What is FIND_IN_SET() performance like? It it something that should be avoided at all costs? I want to search a column that consists of comma-delimited numbers for rows that contain a specific number.

FIND_IN_SET() does not use indexes, so it can become slow. You can try with a regular expression and LIKE:

SELECT `column` FROM `table` WHERE `column` LIKE '123%' AND `column` RLIKE '123[0-9]{0,3}';

See this post for more information:

Thank you but the article you linked to does not mention RLIKE. Do you mean REGEXP?

Thanks! Sorry though, I'm not really experienced in regular expressions and I'm unsure of how the code you provided mimics the behavior of FIND_IN_SET(123, column_name).

I would need it to match on rows where the column value is:
123,456,789
2,4,123
987,123,23

Something like LIKE '123%' would only match on the first.

Thinking I might just stick to find in set because it will only ever need to seek through fewer than 100 rows.

Something like LIKE '123%' would only match on the first.
Yes, you can try this one: LIKE '%123%' to find all rows instead of LIKE '123%'

It sounds like you aren't working to the strengths of the database. MySQL, unlike Oracle, PostgreSQL etc doesn't support arrays, and searching on text is unlikely to be optimal.

I don't know the context of the original query, so it's difficult to suggest a solution, but it could be something like this:

 Tags:
 - id: 1
   name: Programming
 - id: 2
   name: Databases
 - id: 3
   name: Web Development
 - id: 4
   name: Floristry
 - id: 5
   name: Kids TV

 Posts:
 - id: 1
   name: Making pages faster
   tags: [1, 2, 3]
 - id: 2
   name: CBeebies top ten
   tags: [5]

So, to find all posts about Web Development you'd look through all of the posts, filtering on the tags field for the inclusion of 5. In PostgreSQL, using the array type, we'd do something like this:

select * from posts;
┌────┬──────────────┬─────────┐
│ id │     name     │  tags   │
├────┼──────────────┼─────────┤
│  1 │ CBeebies     │ {5}     │
│  2 │ Fast Website │ {1,2,4} │
│  3 │ Programming  │ {4,6}   │
└────┴──────────────┴─────────┘
(3 rows)

Time: 0.282 ms
peter=# select * from posts where tags @> '{5}';
┌────┬──────────┬──────┐
│ id │   name   │ tags │
├────┼──────────┼──────┤
│  1 │ CBeebies │ {5}  │
└────┴──────────┴──────┘
(1 row)

That's fine, but that doesn't give you the benefits of using a relational database. What if someone deletes the Kids TV tag from the tags table? Well, our arrays (or strings full of comma separated values) will point to nothing. That's precisely what we wouldn't want.
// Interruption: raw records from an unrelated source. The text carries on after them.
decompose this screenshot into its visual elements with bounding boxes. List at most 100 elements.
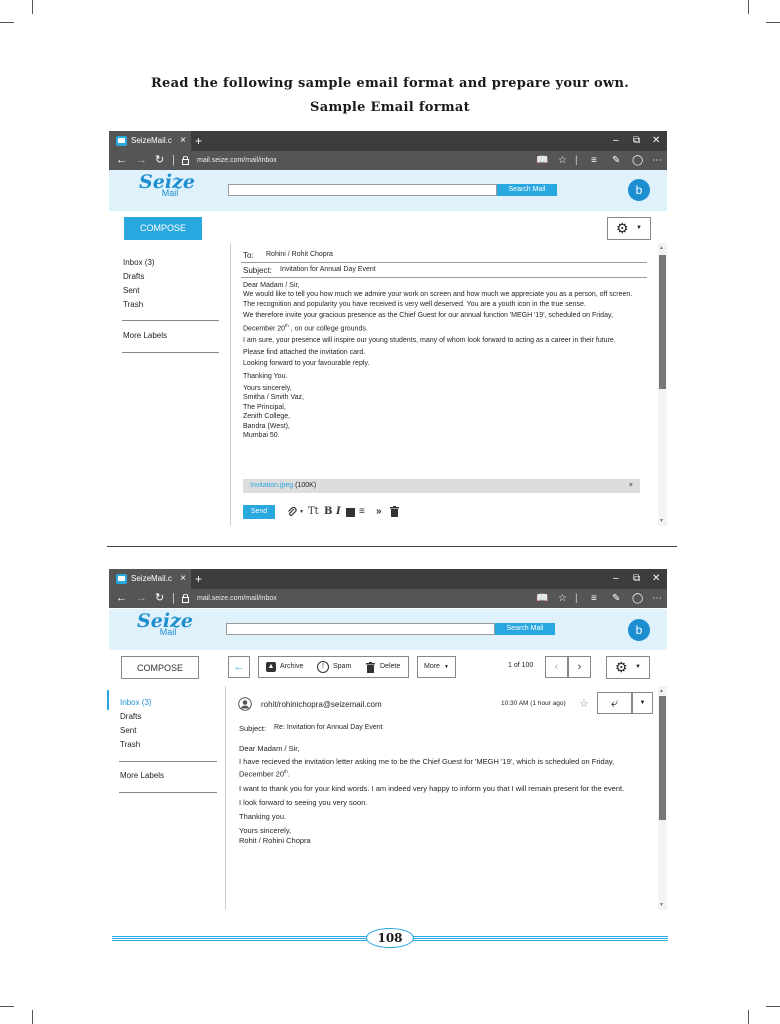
settings-button[interactable]: ⚙ ▼ — [606, 656, 650, 679]
extensions-icon[interactable]: ◯ — [632, 151, 643, 170]
divider: | — [575, 155, 578, 166]
attachment-name[interactable]: Invitation.jpeg — [250, 482, 293, 489]
chevron-down-icon: ▼ — [444, 664, 449, 670]
divider: | — [172, 154, 175, 166]
star-icon[interactable]: ☆ — [558, 151, 567, 170]
scrollbar[interactable]: ▲ ▼ — [658, 686, 667, 910]
star-icon[interactable]: ☆ — [579, 697, 589, 710]
divider — [230, 243, 231, 526]
archive-button[interactable]: Archive — [280, 657, 303, 677]
trash-icon[interactable] — [390, 506, 399, 517]
search-input[interactable] — [228, 184, 497, 196]
subject-field[interactable]: Invitation for Annual Day Event — [280, 266, 376, 273]
close-window-icon[interactable]: ✕ — [652, 131, 660, 151]
close-window-icon[interactable]: ✕ — [652, 569, 660, 589]
bold-button[interactable]: B — [324, 505, 332, 519]
crop-mark — [748, 0, 749, 14]
back-to-inbox-button[interactable]: ← — [228, 656, 250, 678]
paperclip-icon[interactable] — [287, 507, 297, 517]
attachment-chip[interactable]: Invitation.jpeg (100K) × — [243, 479, 640, 493]
hub-icon[interactable]: ≡ — [591, 151, 597, 170]
send-button[interactable]: Send — [243, 505, 275, 519]
reading-view-icon[interactable]: 📖 — [536, 589, 548, 608]
sidebar-item-trash[interactable]: Trash — [123, 298, 143, 312]
sidebar-item-trash[interactable]: Trash — [120, 738, 140, 752]
scrollbar[interactable]: ▲ ▼ — [658, 243, 667, 526]
forward-icon[interactable]: → — [136, 589, 147, 608]
note-icon[interactable]: ✎ — [612, 589, 620, 608]
sender-address[interactable]: rohit/rohinichopra@seizemail.com — [261, 700, 382, 709]
more-icon[interactable]: ⋯ — [652, 589, 662, 608]
settings-button[interactable]: ⚙ ▼ — [607, 217, 651, 240]
tab-title: SeizeMail.c — [131, 574, 172, 583]
remove-attachment-icon[interactable]: × — [629, 479, 633, 493]
search-button[interactable]: Search Mail — [495, 623, 555, 635]
to-field[interactable]: Rohini / Rohit Chopra — [266, 251, 333, 258]
text-color-icon[interactable] — [346, 508, 355, 517]
list-icon[interactable]: ≡ — [359, 505, 365, 519]
new-tab-icon[interactable]: + — [195, 131, 202, 151]
compose-button[interactable]: COMPOSE — [124, 217, 202, 240]
sidebar-item-sent[interactable]: Sent — [120, 724, 136, 738]
back-icon[interactable]: ← — [116, 151, 127, 170]
scrollbar-thumb[interactable] — [659, 255, 666, 389]
sidebar-item-drafts[interactable]: Drafts — [123, 270, 144, 284]
more-icon[interactable]: ⋯ — [652, 151, 662, 170]
tab-close-icon[interactable]: × — [180, 569, 186, 589]
star-icon[interactable]: ☆ — [558, 589, 567, 608]
chevron-down-icon[interactable]: ▼ — [299, 505, 304, 519]
refresh-icon[interactable]: ↻ — [155, 151, 164, 170]
message-time: 10:30 AM (1 hour ago) — [501, 700, 566, 707]
reply-options-button[interactable]: ▼ — [632, 692, 653, 714]
italic-button[interactable]: I — [336, 505, 341, 519]
compose-button[interactable]: COMPOSE — [121, 656, 199, 679]
sidebar-item-inbox[interactable]: Inbox (3) — [123, 256, 155, 270]
delete-button[interactable]: Delete — [380, 657, 400, 677]
extensions-icon[interactable]: ◯ — [632, 589, 643, 608]
mail-icon — [116, 574, 127, 584]
chevron-down-icon[interactable]: ▼ — [659, 518, 664, 524]
note-icon[interactable]: ✎ — [612, 151, 620, 170]
url-text[interactable]: mail.seize.com/mail/inbox — [197, 151, 277, 170]
forward-icon[interactable]: → — [136, 151, 147, 170]
browser-tab[interactable]: SeizeMail.c × — [109, 569, 191, 589]
restore-icon[interactable]: ⧉ — [633, 131, 640, 151]
chevron-up-icon[interactable]: ▲ — [659, 688, 664, 694]
sidebar-item-drafts[interactable]: Drafts — [120, 710, 141, 724]
back-icon[interactable]: ← — [116, 589, 127, 608]
refresh-icon[interactable]: ↻ — [155, 589, 164, 608]
sidebar-item-sent[interactable]: Sent — [123, 284, 139, 298]
browser-tab[interactable]: SeizeMail.c × — [109, 131, 191, 151]
divider — [241, 262, 647, 263]
paragraph: I am sure, your presence will inspire ou… — [243, 337, 616, 345]
reply-button[interactable]: ⤶ — [597, 692, 632, 714]
lock-icon — [182, 594, 189, 603]
greeting: Dear Madam / Sir, — [243, 282, 300, 289]
spam-button[interactable]: Spam — [333, 657, 351, 677]
message-body[interactable]: Dear Madam / Sir, We would like to tell … — [243, 281, 639, 440]
restore-icon[interactable]: ⧉ — [633, 569, 640, 589]
sidebar-item-inbox[interactable]: Inbox (3) — [120, 696, 152, 710]
prev-message-button[interactable]: ‹ — [545, 656, 568, 678]
sidebar-item-more-labels[interactable]: More Labels — [120, 769, 164, 783]
reading-view-icon[interactable]: 📖 — [536, 151, 548, 170]
next-message-button[interactable]: › — [568, 656, 591, 678]
search-button[interactable]: Search Mail — [497, 184, 557, 196]
font-size-button[interactable]: Tt — [308, 505, 319, 519]
hub-icon[interactable]: ≡ — [591, 589, 597, 608]
sidebar-item-more-labels[interactable]: More Labels — [123, 329, 167, 343]
chevron-down-icon[interactable]: ▼ — [659, 902, 664, 908]
scrollbar-thumb[interactable] — [659, 696, 666, 820]
url-text[interactable]: mail.seize.com/mail/inbox — [197, 589, 277, 608]
search-input[interactable] — [226, 623, 495, 635]
avatar[interactable]: b — [628, 179, 650, 201]
new-tab-icon[interactable]: + — [195, 569, 202, 589]
chevron-up-icon[interactable]: ▲ — [659, 245, 664, 251]
avatar[interactable]: b — [628, 619, 650, 641]
tab-close-icon[interactable]: × — [180, 131, 186, 151]
minimize-icon[interactable]: – — [613, 131, 619, 151]
minimize-icon[interactable]: – — [613, 569, 619, 589]
indent-icon[interactable]: » — [376, 505, 382, 519]
more-button[interactable]: More ▼ — [417, 656, 456, 678]
chevron-down-icon: ▼ — [639, 700, 646, 706]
What should really be going on here is that we should, rather than an 'array', be storing that data in a link table.

create table post_tags (
  id serial primary key, 
  tag_id integer references tags(id),
  post_id integer references posts(id)
);

The references clauses for the post_id and tag_id fields indicate that a foreign key will be created. A foreign key is a field in one table that uniquely identifies a row of another table. They can be configured to cascade or restrict operations done to either side of the relationship.

So, you could configure it to, when you delete your Programming tag, it could cascade that deletion to all Programming posts or (more sensibly) restrict the deletion!

Now that we have a link table in place, our query is actually quite simple and fast (once we've added indexes, at least)

select
   p.name as "post name",
   t.name as "tag name"
from
  posts p
  inner join post_tags pt on p.id = pt.post_id
  inner join tags t on pt.tag_id = t.id
where
  t.name = 'Kids TV';

┌───────────┬──────────┐
│ post name │ tag name │
├───────────┼──────────┤
│ CBeebies  │ Kids TV  │
└───────────┴──────────┘
(1 row)

Time: 0.732 ms

Now, we have a extremely fast query, safe data with enforced integrity and we're not relying on any text manipulation, regular expressions or vendor-specific functionality.